Per la verità, se vuoi sapere qual è il mio parere, non
vedo né la ragione per cui egli debba insistere così tanto in
questa richiesta, né la ragione per cui tu debba opporti,
per non dire che a te molto meno che a lui conviene dibattersi
senza ragione. Infatti sono certo che tu sai che cosa
Patrone domanda e su che cosa si fonda. Egli dice che
deve mantenere il suo onore, a suo dovere, il rispetto del
testamento, l’autorità di Epicuro, la richiesta di Fedro, la
sede, l’abitazione e le vestigia di uomini sommi (honorem,
officium, testamentorum ius, Epicuri auctoritatem, Phaedri
obstentationem, sedem, domicilium, vestigia summorum
hominum sibi tuenda esse dicit). Orbene, se noi volessimo
biasimarlo per questa sua insistente richiesta, dovremmo
altresì deridere il tenore della sua vita e la dottrina filosofica
che segue. Orbene, in verità, dal momento che a lui e
agli altri di quella setta noi non siamo troppo nemici, non
so perché non gli si debba perdonare tanta insistenza: se
anche eccede in questa, eccede più per leggerezza che per
cattiveria. Ma, per non andare per le lunghe (giacché bisogna
pure che io lo dica una buona volta), io voglio bene a
Pomponio Attico come ad un fratello. Nessuna cosa mi è
più cara e più dolce di lui. Egli, non perché sia uno di loro
[scil.: degli Epicurei), giacché possiede perfettamente tutte
le scienze liberali, ma perché ama molto Patrone e amò
molto Fedro, si dà da fare per ottenere questo da me, lui
che è un uomo per nulla ambizioso né insistente, più di
quanto non abbia mai fatto. Non dubita che io possa ottenere
questo da te con un solo cenno, anche se tu avessi
ancora l’intenzione di fabbricare. Ma ora, se egli saprà che
tu hai deposto l’intenzione di fabbricare e che, ciononostante,
io non ti ho fatto la sua richiesta, non riterrà che tu
sia stato scortese nei miei confronti, ma riterrà che io sia
stato negligente nei suoi confronti. Per la qual cosa io ti
chiedo che tu scriva ai tuoi che quel decreto degli
Areopagiti, che essi chiamano memoriale, per tua volontà
sia annullato. Ma ritorno da capo. Vorrei che, prima di far
questo, tu ti persuada di farlo volentieri per causa mia. E
tieni per certo che, se farai questo che ti chiedo, mi farai
cosa gratissima. Sta’ bene".
Da questa lettera emerge chiaramente ciò che abbiamo
già sopra anticipato, ossia, con ogni probabilità, che il Giardino
era stato chiuso e che i membri della Scuola si erano dispersi.

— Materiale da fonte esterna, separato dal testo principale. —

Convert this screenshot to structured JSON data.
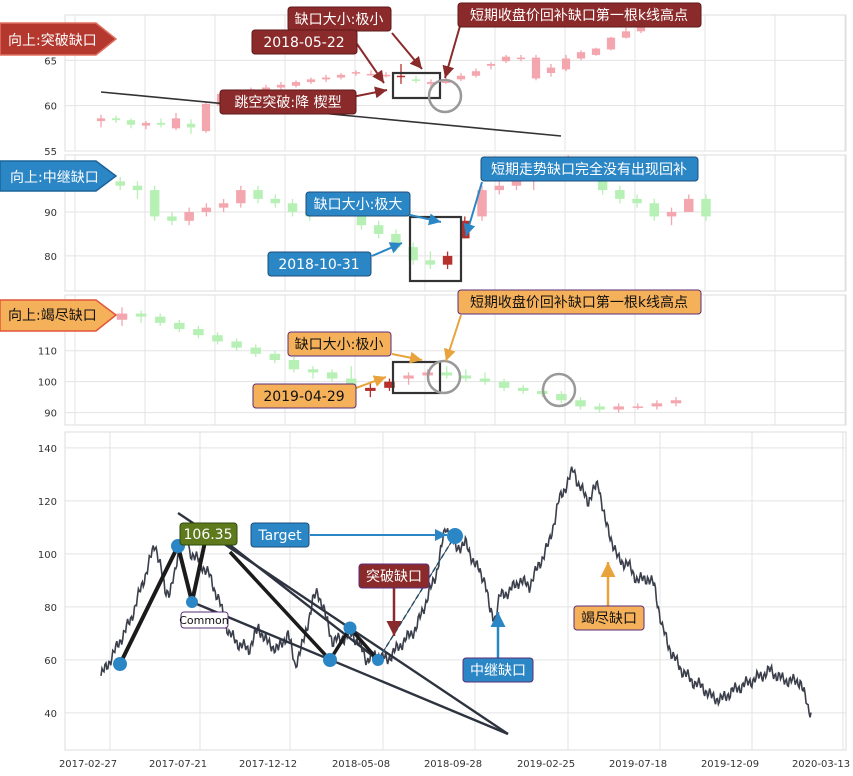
{
  "chart_data": [
    {
      "type": "candlestick",
      "panel": "breakaway",
      "label": "向上:突破缺口",
      "ylim": [
        55,
        70
      ],
      "yticks": [
        55,
        60,
        65
      ],
      "candles": [
        [
          58.3,
          59.0,
          57.6,
          58.6
        ],
        [
          58.6,
          58.9,
          58.1,
          58.4
        ],
        [
          58.4,
          58.6,
          57.5,
          57.9
        ],
        [
          57.8,
          58.3,
          57.4,
          58.1
        ],
        [
          58.1,
          58.6,
          57.6,
          57.9
        ],
        [
          57.5,
          59.2,
          57.3,
          58.6
        ],
        [
          58.0,
          58.5,
          56.9,
          57.6
        ],
        [
          57.2,
          60.4,
          57.0,
          60.2
        ],
        [
          60.0,
          61.5,
          59.8,
          61.3
        ],
        [
          61.0,
          61.8,
          60.9,
          61.5
        ],
        [
          61.4,
          62.0,
          61.0,
          61.8
        ],
        [
          61.6,
          62.3,
          61.5,
          62.0
        ],
        [
          62.0,
          62.6,
          61.7,
          62.3
        ],
        [
          62.2,
          62.8,
          62.0,
          62.6
        ],
        [
          62.6,
          63.1,
          62.4,
          62.9
        ],
        [
          62.9,
          63.4,
          62.6,
          63.1
        ],
        [
          63.1,
          63.6,
          62.9,
          63.4
        ],
        [
          63.6,
          63.9,
          63.3,
          63.7
        ],
        [
          63.4,
          63.9,
          63.3,
          63.5
        ],
        [
          63.3,
          63.7,
          63.1,
          63.4
        ],
        [
          63.3,
          64.6,
          62.4,
          63.2
        ],
        [
          62.9,
          63.3,
          62.5,
          62.8
        ],
        [
          62.4,
          62.9,
          62.1,
          62.6
        ],
        [
          62.5,
          63.1,
          62.4,
          62.9
        ],
        [
          62.9,
          63.6,
          62.7,
          63.3
        ],
        [
          63.3,
          64.1,
          63.1,
          63.8
        ],
        [
          64.4,
          64.8,
          64.0,
          64.6
        ],
        [
          64.9,
          65.6,
          64.7,
          65.4
        ],
        [
          65.2,
          65.6,
          64.9,
          65.3
        ],
        [
          63.0,
          65.6,
          62.8,
          65.3
        ],
        [
          63.6,
          64.6,
          63.2,
          64.2
        ],
        [
          64.0,
          65.6,
          63.8,
          65.2
        ],
        [
          65.2,
          66.1,
          65.0,
          65.9
        ],
        [
          65.6,
          66.4,
          65.5,
          66.3
        ],
        [
          66.2,
          67.6,
          66.1,
          67.5
        ],
        [
          67.5,
          68.6,
          67.4,
          68.2
        ],
        [
          68.2,
          69.1,
          68.0,
          68.8
        ],
        [
          68.8,
          69.6,
          68.6,
          69.3
        ]
      ],
      "annotations": {
        "pattern_label": "跳空突破:降  楔型",
        "date": "2018-05-22",
        "gap_size": "缺口大小:极小",
        "note": "短期收盘价回补缺口第一根k线高点"
      }
    },
    {
      "type": "candlestick",
      "panel": "runaway",
      "label": "向上:中继缺口",
      "ylim": [
        72,
        103
      ],
      "yticks": [
        80,
        90
      ],
      "candles": [
        [
          98,
          100,
          96,
          97
        ],
        [
          97,
          98,
          95,
          96
        ],
        [
          96,
          97,
          93,
          95
        ],
        [
          95,
          96,
          88,
          89
        ],
        [
          89,
          90,
          87,
          88
        ],
        [
          88,
          91,
          87,
          90
        ],
        [
          90,
          92,
          89,
          91
        ],
        [
          91,
          93,
          90,
          92
        ],
        [
          92,
          96,
          91,
          95
        ],
        [
          95,
          96,
          92,
          93
        ],
        [
          93,
          94,
          91,
          92
        ],
        [
          92,
          93,
          89,
          90
        ],
        [
          90,
          91,
          88,
          89
        ],
        [
          89,
          92,
          89,
          91
        ],
        [
          91,
          93,
          89,
          89
        ],
        [
          89,
          90,
          86,
          87
        ],
        [
          87,
          88,
          84,
          85
        ],
        [
          85,
          86,
          81,
          82
        ],
        [
          82,
          83,
          78,
          79
        ],
        [
          79,
          81,
          77,
          78
        ],
        [
          78,
          81,
          77,
          80
        ],
        [
          84,
          89,
          84,
          88
        ],
        [
          89,
          96,
          88,
          95
        ],
        [
          95,
          98,
          94,
          96
        ],
        [
          96,
          99,
          95,
          98
        ],
        [
          98,
          100,
          95,
          98
        ],
        [
          99,
          102,
          98,
          100
        ],
        [
          100,
          103,
          98,
          101
        ],
        [
          101,
          102,
          97,
          98
        ],
        [
          98,
          99,
          94,
          95
        ],
        [
          95,
          96,
          92,
          93
        ],
        [
          93,
          94,
          91,
          92
        ],
        [
          92,
          93,
          88,
          89
        ],
        [
          89,
          91,
          87,
          90
        ],
        [
          90,
          94,
          90,
          93
        ],
        [
          93,
          94,
          88,
          89
        ]
      ],
      "annotations": {
        "date": "2018-10-31",
        "gap_size": "缺口大小:极大",
        "note": "短期走势缺口完全没有出现回补"
      }
    },
    {
      "type": "candlestick",
      "panel": "exhaustion",
      "label": "向上:竭尽缺口",
      "ylim": [
        86,
        128
      ],
      "yticks": [
        90,
        100,
        110
      ],
      "candles": [
        [
          120,
          124,
          118,
          122
        ],
        [
          122,
          123,
          119,
          121
        ],
        [
          121,
          122,
          118,
          119
        ],
        [
          119,
          120,
          116,
          117
        ],
        [
          117,
          118,
          114,
          115
        ],
        [
          115,
          116,
          112,
          113
        ],
        [
          113,
          114,
          110,
          111
        ],
        [
          111,
          112,
          108,
          109
        ],
        [
          109,
          110,
          106,
          107
        ],
        [
          107,
          108,
          103,
          104
        ],
        [
          104,
          105,
          101,
          103
        ],
        [
          103,
          104,
          100,
          101
        ],
        [
          101,
          105,
          96,
          97
        ],
        [
          97,
          100,
          95,
          98
        ],
        [
          98,
          101,
          97,
          100
        ],
        [
          101,
          103,
          99,
          102
        ],
        [
          102,
          104,
          101,
          103
        ],
        [
          103,
          105,
          101,
          102
        ],
        [
          102,
          104,
          100,
          101
        ],
        [
          101,
          103,
          99,
          100
        ],
        [
          100,
          101,
          97,
          98
        ],
        [
          98,
          99,
          96,
          97
        ],
        [
          97,
          98,
          95,
          96
        ],
        [
          96,
          97,
          93,
          94
        ],
        [
          94,
          95,
          91,
          92
        ],
        [
          92,
          93,
          90,
          91
        ],
        [
          91,
          93,
          90,
          92
        ],
        [
          92,
          93,
          91,
          92
        ],
        [
          92,
          94,
          91,
          93
        ],
        [
          93,
          95,
          92,
          94
        ]
      ],
      "annotations": {
        "date": "2019-04-29",
        "gap_size": "缺口大小:极小",
        "note": "短期收盘价回补缺口第一根k线高点"
      }
    },
    {
      "type": "line",
      "panel": "overview",
      "ylim": [
        26,
        146
      ],
      "yticks": [
        40,
        60,
        80,
        100,
        120,
        140
      ],
      "x_tick_labels": [
        "2017-02-27",
        "2017-07-21",
        "2017-12-12",
        "2018-05-08",
        "2018-09-28",
        "2019-02-25",
        "2019-07-18",
        "2019-12-09",
        "2020-03-13"
      ],
      "anchors": [
        [
          0,
          54
        ],
        [
          5,
          57
        ],
        [
          15,
          64
        ],
        [
          30,
          75
        ],
        [
          45,
          92
        ],
        [
          55,
          104
        ],
        [
          60,
          96
        ],
        [
          65,
          86
        ],
        [
          70,
          86
        ],
        [
          75,
          92
        ],
        [
          80,
          104
        ],
        [
          85,
          110
        ],
        [
          90,
          101
        ],
        [
          100,
          97
        ],
        [
          110,
          92
        ],
        [
          120,
          82
        ],
        [
          130,
          70
        ],
        [
          140,
          66
        ],
        [
          150,
          64
        ],
        [
          155,
          68
        ],
        [
          160,
          72
        ],
        [
          170,
          66
        ],
        [
          180,
          64
        ],
        [
          190,
          70
        ],
        [
          197,
          58
        ],
        [
          205,
          66
        ],
        [
          215,
          82
        ],
        [
          220,
          86
        ],
        [
          227,
          78
        ],
        [
          235,
          67
        ],
        [
          245,
          68
        ],
        [
          255,
          70
        ],
        [
          262,
          66
        ],
        [
          270,
          60
        ],
        [
          280,
          62
        ],
        [
          290,
          60
        ],
        [
          300,
          64
        ],
        [
          310,
          68
        ],
        [
          320,
          72
        ],
        [
          330,
          82
        ],
        [
          340,
          92
        ],
        [
          350,
          110
        ],
        [
          355,
          108
        ],
        [
          360,
          102
        ],
        [
          370,
          104
        ],
        [
          380,
          96
        ],
        [
          390,
          90
        ],
        [
          395,
          78
        ],
        [
          400,
          76
        ],
        [
          405,
          84
        ],
        [
          415,
          86
        ],
        [
          425,
          90
        ],
        [
          435,
          88
        ],
        [
          445,
          96
        ],
        [
          455,
          104
        ],
        [
          465,
          120
        ],
        [
          475,
          128
        ],
        [
          480,
          132
        ],
        [
          485,
          126
        ],
        [
          495,
          120
        ],
        [
          505,
          127
        ],
        [
          512,
          112
        ],
        [
          518,
          106
        ],
        [
          525,
          98
        ],
        [
          535,
          96
        ],
        [
          545,
          90
        ],
        [
          555,
          91
        ],
        [
          562,
          88
        ],
        [
          570,
          72
        ],
        [
          580,
          62
        ],
        [
          590,
          56
        ],
        [
          600,
          52
        ],
        [
          610,
          50
        ],
        [
          620,
          46
        ],
        [
          630,
          45
        ],
        [
          640,
          48
        ],
        [
          650,
          50
        ],
        [
          660,
          52
        ],
        [
          670,
          54
        ],
        [
          680,
          56
        ],
        [
          690,
          53
        ],
        [
          700,
          52
        ],
        [
          710,
          52
        ],
        [
          718,
          42
        ],
        [
          722,
          40
        ]
      ],
      "target_value": "106.35",
      "labels": {
        "target": "Target",
        "common": "Common",
        "breakaway": "突破缺口",
        "runaway": "中继缺口",
        "exhaustion": "竭尽缺口"
      }
    }
  ]
}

Patrone agisce e parla come se fosse un ex-scolarca, che
tenta ad ogni costo di salvare almeno i luoghi in cui era
sorta la Scuola dalla totale distruzione. Il fatto che subito
dopo il 51 a.C. non si abbiano più notizie di scolarchi del
Giardino conferma questa ipotesi.
La crisi della Scuola epicurea ad Atene, probabilmente,
durò a lungo e si protrasse, forse, anche per gran parte del
I secolo d.C.
Da alcune testimonianze del neopitagorico Numenio e
dell’aristotelico Aristocle sembra potersi ricavare che il
Giardino nel II secolo d.C. sussisteva come istituzione e
che, dunque, era rinato.
In ogni caso, questo si ricava senza dubbio da alcune
iscrizioni pervenuteci, le quali dimostrano come venissero
nominati «diadochi» della Scuola epicurea in Atene nel II
secolo d.C.
Ben si comprende, pertanto, come Diogene Laerzio, che
visse nella prima metà del III secolo d.C., abbia potuto, fra
le varie prove attestanti la probità di Epicuro e della filosofia.